The tour was started to share the culture of Tibet, which has been endangered since the invasion of the People’s Liberation Army by Communist China in 1959.

“Under the leadership of His Holiness Mr. Dalai Lama, we are trying to have a peaceful, non-violent resolution with China,” Tendhar said. 

He also explained the need “to raise some funds so we can continue to provide basic necessities for the young Buddhist students at the monastery.”

The funds help support more than 3,000 Buddhist monks housed in the Drepung monastery in Tibet, down from a peak of nearly 10,000 in the early- to mid-1900s.

Earlier in the week, as students rushed between classes Wednesday at noon, the monks prepared for an opening ceremony in the Moraine Valley library, as an introduction to a days-long process of constructing a sacred sand mandala.

What resulted was a great contrast between the two scenes. Outside the library was hustle and bustle, with no time wasted. Inside, interested students, faculty, and community members waited for the draped, golden-fleeced monks to prepare for their sacred chants and instrumental performance. It was almost as if the crowd was no longer in a suburb of Chicago, but for a second, somewhere in the Himalayas instead. 

Adorned by his mohawk-shaped yellow hat, Geshe Kunkan commenced the ceremony with a low, buzzing tone that cut through the thick and busy Midwest air. At once, the library became still.

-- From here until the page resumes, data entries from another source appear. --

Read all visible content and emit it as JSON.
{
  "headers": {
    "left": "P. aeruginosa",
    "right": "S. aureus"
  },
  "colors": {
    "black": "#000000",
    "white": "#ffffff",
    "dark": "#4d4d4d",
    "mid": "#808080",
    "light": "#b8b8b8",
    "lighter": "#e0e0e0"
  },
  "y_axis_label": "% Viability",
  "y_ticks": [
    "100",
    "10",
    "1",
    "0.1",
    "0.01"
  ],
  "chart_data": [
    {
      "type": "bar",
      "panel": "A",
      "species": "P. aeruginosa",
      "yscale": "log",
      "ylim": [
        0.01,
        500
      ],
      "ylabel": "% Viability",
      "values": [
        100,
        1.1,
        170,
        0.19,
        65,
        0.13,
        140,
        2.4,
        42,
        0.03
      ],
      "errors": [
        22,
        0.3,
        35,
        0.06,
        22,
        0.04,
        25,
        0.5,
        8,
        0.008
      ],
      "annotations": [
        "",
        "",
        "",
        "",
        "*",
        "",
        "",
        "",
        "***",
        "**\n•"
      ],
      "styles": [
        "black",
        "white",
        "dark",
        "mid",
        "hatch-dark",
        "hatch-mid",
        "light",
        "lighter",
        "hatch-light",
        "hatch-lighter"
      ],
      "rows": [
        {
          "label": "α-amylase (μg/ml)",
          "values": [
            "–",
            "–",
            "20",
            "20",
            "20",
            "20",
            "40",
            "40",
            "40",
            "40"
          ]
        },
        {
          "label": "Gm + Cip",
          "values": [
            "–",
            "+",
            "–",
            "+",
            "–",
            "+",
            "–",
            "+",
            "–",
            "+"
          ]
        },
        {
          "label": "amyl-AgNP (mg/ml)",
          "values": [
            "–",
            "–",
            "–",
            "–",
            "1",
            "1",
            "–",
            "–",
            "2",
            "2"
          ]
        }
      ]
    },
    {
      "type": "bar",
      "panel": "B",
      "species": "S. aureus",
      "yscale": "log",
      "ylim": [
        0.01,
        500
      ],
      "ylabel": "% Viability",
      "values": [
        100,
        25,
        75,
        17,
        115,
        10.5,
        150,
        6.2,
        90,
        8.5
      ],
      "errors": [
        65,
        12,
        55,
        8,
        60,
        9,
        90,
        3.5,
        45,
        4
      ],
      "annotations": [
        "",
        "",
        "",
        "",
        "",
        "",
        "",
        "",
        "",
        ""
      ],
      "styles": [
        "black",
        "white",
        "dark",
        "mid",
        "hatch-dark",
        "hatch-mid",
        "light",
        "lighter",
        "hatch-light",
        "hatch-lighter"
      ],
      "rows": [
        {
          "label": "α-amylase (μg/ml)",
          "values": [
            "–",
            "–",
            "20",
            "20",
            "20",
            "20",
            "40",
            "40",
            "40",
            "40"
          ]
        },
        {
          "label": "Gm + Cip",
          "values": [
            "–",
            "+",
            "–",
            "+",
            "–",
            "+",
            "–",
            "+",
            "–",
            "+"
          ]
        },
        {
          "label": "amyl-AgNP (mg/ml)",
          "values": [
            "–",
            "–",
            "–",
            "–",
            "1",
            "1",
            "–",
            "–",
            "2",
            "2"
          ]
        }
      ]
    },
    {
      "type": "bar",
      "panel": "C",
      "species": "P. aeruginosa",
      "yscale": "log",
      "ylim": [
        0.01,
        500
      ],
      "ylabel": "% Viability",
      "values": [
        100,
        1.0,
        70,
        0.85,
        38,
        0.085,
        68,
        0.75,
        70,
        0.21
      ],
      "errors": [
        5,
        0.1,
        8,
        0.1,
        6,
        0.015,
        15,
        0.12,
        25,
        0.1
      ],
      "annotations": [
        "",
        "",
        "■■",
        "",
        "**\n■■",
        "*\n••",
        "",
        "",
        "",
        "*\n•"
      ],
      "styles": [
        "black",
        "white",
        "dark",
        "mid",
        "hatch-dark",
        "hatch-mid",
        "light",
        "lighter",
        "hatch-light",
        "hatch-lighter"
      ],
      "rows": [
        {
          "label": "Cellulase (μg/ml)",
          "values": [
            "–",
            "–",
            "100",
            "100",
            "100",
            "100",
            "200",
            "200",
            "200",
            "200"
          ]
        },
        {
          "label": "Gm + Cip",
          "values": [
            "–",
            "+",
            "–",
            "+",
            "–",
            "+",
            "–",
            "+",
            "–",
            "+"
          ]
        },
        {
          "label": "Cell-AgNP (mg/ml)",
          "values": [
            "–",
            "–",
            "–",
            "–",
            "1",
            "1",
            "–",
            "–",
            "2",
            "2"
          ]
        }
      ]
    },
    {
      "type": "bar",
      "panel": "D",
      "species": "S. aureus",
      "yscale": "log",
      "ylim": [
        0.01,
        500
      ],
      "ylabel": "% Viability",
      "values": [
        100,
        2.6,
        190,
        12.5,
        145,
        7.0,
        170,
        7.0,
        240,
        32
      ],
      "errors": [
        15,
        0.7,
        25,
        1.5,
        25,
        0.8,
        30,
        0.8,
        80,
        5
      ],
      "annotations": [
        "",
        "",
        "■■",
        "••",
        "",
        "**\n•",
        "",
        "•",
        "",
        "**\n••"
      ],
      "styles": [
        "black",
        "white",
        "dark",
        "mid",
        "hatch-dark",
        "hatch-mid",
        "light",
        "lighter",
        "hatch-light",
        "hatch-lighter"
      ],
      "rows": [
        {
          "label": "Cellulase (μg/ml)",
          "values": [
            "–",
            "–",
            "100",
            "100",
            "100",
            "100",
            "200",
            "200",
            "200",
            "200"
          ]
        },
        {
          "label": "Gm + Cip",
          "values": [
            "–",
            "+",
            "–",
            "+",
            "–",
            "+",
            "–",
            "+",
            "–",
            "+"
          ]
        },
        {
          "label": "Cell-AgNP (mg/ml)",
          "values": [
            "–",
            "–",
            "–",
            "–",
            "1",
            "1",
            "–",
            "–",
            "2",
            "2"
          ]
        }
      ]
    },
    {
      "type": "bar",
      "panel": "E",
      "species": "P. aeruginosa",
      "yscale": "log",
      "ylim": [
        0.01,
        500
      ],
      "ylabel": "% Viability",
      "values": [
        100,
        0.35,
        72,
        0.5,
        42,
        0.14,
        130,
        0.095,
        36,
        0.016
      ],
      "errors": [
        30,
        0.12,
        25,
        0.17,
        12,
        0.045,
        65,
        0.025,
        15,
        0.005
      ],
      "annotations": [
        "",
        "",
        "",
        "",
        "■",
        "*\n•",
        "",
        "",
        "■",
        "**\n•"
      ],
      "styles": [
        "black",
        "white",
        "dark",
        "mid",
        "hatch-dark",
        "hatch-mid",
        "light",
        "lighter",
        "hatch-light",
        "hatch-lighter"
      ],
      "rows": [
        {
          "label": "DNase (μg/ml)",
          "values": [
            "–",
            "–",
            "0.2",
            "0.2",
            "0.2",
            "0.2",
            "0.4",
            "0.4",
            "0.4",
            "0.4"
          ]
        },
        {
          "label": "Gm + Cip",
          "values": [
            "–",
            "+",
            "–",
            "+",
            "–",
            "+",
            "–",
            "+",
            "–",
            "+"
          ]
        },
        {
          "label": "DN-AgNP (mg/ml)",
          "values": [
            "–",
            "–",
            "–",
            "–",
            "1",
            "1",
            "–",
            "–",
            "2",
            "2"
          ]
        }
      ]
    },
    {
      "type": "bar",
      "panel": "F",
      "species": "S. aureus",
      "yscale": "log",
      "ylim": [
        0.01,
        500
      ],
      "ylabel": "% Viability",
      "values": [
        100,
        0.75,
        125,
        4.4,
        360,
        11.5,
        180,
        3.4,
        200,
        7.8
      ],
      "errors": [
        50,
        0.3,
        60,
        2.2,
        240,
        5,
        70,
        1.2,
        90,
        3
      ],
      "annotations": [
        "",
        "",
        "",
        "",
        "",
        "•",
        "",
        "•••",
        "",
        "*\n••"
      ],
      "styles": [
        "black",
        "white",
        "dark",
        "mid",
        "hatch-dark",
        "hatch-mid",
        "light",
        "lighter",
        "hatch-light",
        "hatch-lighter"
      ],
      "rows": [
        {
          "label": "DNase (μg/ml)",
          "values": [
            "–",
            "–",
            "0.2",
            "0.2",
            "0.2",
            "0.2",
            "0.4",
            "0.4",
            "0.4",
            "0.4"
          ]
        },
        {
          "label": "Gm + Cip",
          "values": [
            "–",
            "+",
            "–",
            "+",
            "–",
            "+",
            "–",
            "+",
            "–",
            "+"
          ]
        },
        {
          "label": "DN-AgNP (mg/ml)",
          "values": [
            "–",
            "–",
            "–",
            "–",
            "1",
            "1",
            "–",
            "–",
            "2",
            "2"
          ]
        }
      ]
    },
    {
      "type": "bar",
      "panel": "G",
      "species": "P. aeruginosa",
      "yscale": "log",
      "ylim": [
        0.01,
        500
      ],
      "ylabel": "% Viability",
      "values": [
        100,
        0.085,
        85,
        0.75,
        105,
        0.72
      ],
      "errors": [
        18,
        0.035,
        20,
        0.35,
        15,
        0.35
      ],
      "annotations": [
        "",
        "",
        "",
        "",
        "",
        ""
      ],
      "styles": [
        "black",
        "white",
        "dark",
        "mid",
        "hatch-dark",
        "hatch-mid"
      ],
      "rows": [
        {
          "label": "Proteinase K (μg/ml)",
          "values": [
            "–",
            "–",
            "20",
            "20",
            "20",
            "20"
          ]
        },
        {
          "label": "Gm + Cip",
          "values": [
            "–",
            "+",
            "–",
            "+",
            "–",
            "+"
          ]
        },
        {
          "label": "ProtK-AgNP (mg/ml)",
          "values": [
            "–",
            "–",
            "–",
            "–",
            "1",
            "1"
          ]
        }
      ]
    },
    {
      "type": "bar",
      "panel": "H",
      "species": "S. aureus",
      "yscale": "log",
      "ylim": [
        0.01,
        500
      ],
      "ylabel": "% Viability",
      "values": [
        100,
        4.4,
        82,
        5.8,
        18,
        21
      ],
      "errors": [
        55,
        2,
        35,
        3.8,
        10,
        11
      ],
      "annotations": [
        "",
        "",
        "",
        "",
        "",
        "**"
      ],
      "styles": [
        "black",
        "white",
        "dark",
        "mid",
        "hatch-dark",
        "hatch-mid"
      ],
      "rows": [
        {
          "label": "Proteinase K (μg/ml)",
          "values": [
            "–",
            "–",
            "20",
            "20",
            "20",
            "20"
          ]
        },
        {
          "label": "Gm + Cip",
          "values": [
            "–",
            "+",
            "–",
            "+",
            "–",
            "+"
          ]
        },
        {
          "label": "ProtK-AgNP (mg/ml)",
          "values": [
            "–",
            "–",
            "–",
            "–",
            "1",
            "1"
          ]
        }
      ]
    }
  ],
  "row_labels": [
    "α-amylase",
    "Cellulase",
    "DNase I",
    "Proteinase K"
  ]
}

Then, without notice, a sensuous cacophony ensued, as the Tibetan horns blasted with vivaciousness, and the damaru drum kept a roaring steady beat, giving listeners a taste of what was to come on Saturday.

And just as quickly, the instruments faded away, leaving the audience with the low rumbling of Kunkan’s voice. The instruments came and went, but the voices of the monks persisted. Once the ceremony was over, the library was overcome with deafening silence, and the audience seemed to be in momentary nirvana.

Video by Nick Stulga
Watch as the Drepung Loseling monks of Tibet patiently fill the mandala with grains of colored sand. Just one sneeze would destroy the whole creation.

After the ceremony, there was an obvious question: Why Moraine Valley? Out of all the possible venues available to the monks and their mission to spread peace and culture, why this small community of a few thousand people?

“There was a woman named Jean. She donated land to us in the countryside, near Atlanta,” Kunkan said as the other monks began to construct the sacred sand mandala. “She helped us promote our first tour here in America, in 1989. And she helped us find these venues, including Moraine. I remember that tour clearly. If I could see her now, I would give her a hug.”

Kunkan remembered the tour of ’89 as if it were yesterday: “It was only a performance. There was no mandala. We started doing the mandala in 1991. But to this day, I still dance!”

Full of earnest and pure emotion, Kunkan began to discuss the cancellation of the 2020 tour due to COVID-19, and he began to recall the devastation of Manhattan due to the pandemic, where he resides to this day.

“It was only a performance. There was no mandala. We started doing the mandala in 1991. But to this day, I still dance!”

Geshe Kunkan, referring to 1989 tour, which included Moraine Valley

“It was empty. No one was outside. Only the outdoor tents and people moving those that passed away, in bags,” he said, overcome with emotion about the loss and suffering at the time. “It was so sad… so I prayed every day. I walked all across Manhattan. Union Square. Washington Park. Times Square. I walked everywhere in Manhattan, Brooklyn, and Queens. And I prayed. Prayed for health and for all the families that lost loved ones.”

A colorful pattern of sand had been meticulously constructed during the conversation. Hues of blue, red, and yellow in a gorgeous pattern had been laid out by the other monks with infinite patience and a striking gentleness. 

And after three days of painstaking work to create the sand mandala, it was all swept away. In one fleeting moment, all that meticulous work, gone as if it had never existed in the first place.

Just as brief and delicate as life was on those New York streets for Geshe Kunkan, so was the work of the monks. To the spectators at Moraine Valley, it seemed to be complete destruction of a beautiful thing. But to the monks, it was about embracing the inevitability of death after life. And the beauty of a fleeting moment.